Depicting Transcranial Magnetic Stimulation from a Neuronal Perspective

Abstract

Transcranial magnetic stimulation (TMS) is a widely used non-invasive tool to study and modulate human brain functions. However, our knowledge of TMS neurophysiology is largely limited due to various difficulties in studying neural activities in vivo in real-time under the strong electromagnetic interference generated by TMS. In this work, the author first reviews the state-of-the-art knowledge in the neurophysiology of TMS and highlights the need to conduct further studies at the level of individual neurons and their neural networks.
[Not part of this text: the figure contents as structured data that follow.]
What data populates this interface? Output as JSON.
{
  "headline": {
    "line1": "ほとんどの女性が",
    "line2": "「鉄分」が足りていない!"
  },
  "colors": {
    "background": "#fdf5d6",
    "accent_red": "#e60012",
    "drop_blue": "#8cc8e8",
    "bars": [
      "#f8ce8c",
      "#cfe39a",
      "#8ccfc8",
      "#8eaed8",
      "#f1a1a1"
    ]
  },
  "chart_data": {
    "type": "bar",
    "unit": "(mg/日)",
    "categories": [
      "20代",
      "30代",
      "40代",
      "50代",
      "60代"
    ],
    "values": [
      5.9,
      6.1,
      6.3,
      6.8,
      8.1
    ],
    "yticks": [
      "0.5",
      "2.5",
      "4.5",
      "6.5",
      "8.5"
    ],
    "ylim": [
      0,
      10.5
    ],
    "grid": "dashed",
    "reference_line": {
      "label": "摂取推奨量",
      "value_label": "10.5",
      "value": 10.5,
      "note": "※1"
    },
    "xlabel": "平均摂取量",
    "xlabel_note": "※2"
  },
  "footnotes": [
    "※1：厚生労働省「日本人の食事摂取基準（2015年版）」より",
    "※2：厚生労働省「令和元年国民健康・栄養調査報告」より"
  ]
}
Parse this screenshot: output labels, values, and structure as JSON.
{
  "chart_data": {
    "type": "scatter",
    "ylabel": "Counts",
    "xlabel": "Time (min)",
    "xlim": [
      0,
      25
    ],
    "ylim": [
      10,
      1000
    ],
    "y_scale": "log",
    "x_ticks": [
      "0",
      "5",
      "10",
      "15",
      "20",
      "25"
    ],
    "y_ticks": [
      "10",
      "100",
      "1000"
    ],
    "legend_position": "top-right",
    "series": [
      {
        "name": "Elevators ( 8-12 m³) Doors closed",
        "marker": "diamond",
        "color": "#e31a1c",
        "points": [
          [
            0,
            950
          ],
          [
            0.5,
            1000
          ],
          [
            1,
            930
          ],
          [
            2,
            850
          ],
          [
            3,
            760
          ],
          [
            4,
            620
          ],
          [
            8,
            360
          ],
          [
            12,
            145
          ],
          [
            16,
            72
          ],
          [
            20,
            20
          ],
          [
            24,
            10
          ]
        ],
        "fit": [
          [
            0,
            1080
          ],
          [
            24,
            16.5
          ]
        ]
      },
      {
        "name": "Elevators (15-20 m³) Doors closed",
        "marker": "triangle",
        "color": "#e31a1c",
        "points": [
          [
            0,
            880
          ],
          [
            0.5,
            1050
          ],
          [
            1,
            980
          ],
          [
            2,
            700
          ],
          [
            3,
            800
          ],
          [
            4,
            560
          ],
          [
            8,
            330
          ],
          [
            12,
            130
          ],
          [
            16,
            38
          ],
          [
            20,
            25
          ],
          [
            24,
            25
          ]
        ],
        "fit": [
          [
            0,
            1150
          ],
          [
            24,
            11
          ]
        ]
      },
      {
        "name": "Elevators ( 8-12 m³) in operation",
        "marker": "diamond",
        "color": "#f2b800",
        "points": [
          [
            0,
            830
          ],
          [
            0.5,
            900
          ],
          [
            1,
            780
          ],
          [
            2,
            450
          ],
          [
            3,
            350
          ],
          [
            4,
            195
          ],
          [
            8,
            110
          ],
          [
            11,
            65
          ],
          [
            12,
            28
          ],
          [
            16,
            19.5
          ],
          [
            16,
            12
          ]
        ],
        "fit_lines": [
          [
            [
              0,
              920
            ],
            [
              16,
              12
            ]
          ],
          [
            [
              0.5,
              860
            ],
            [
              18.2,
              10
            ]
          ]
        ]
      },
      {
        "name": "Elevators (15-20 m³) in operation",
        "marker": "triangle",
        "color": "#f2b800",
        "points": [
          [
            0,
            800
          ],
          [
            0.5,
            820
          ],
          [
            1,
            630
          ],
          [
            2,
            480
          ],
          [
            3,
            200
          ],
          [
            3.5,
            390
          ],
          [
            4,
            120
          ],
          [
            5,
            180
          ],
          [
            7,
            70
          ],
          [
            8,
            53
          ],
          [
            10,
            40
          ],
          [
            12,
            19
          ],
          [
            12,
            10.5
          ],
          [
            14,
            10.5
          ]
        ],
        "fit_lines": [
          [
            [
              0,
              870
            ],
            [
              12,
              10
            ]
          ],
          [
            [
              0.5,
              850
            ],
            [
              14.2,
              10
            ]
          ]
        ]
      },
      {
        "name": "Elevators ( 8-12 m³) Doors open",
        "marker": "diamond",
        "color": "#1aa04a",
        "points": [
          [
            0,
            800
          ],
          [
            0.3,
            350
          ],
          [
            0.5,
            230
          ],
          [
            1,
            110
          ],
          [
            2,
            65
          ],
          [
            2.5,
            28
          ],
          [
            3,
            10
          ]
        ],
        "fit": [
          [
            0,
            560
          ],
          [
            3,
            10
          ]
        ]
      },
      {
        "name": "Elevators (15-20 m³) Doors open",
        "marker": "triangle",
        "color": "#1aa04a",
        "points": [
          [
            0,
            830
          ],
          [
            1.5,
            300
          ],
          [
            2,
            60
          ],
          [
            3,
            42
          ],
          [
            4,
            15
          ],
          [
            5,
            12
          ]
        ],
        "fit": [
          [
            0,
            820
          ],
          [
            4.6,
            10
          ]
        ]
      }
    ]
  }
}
The second chapter is dedicated to the technical development of a research platform that allows faithful concurrent TMS and EEP recording in laboratory rodents. Building on this methodology, the third chapter focuses on characterizing the dynamics of neuronal activities in M1 evoked by a monophasic single-pulse TMS (mspTMS) that triggers unilateral MEPs in the forearm. Bringing the investigation further, the fourth chapter explores the mechanism of TMS-evoked intermediate excitation, a period of synaptic-mediated excitatory neuronal activities in M1 triggered by TMS, in the cortico-basal ganglia-thalamo-cortical (CBGTC) and the cortico-cerebello-thalamo-cortical (CCTC) loop. Finally, the fifth chapter summarizes the results from this work, discusses their limitations and implications, and proposes future research.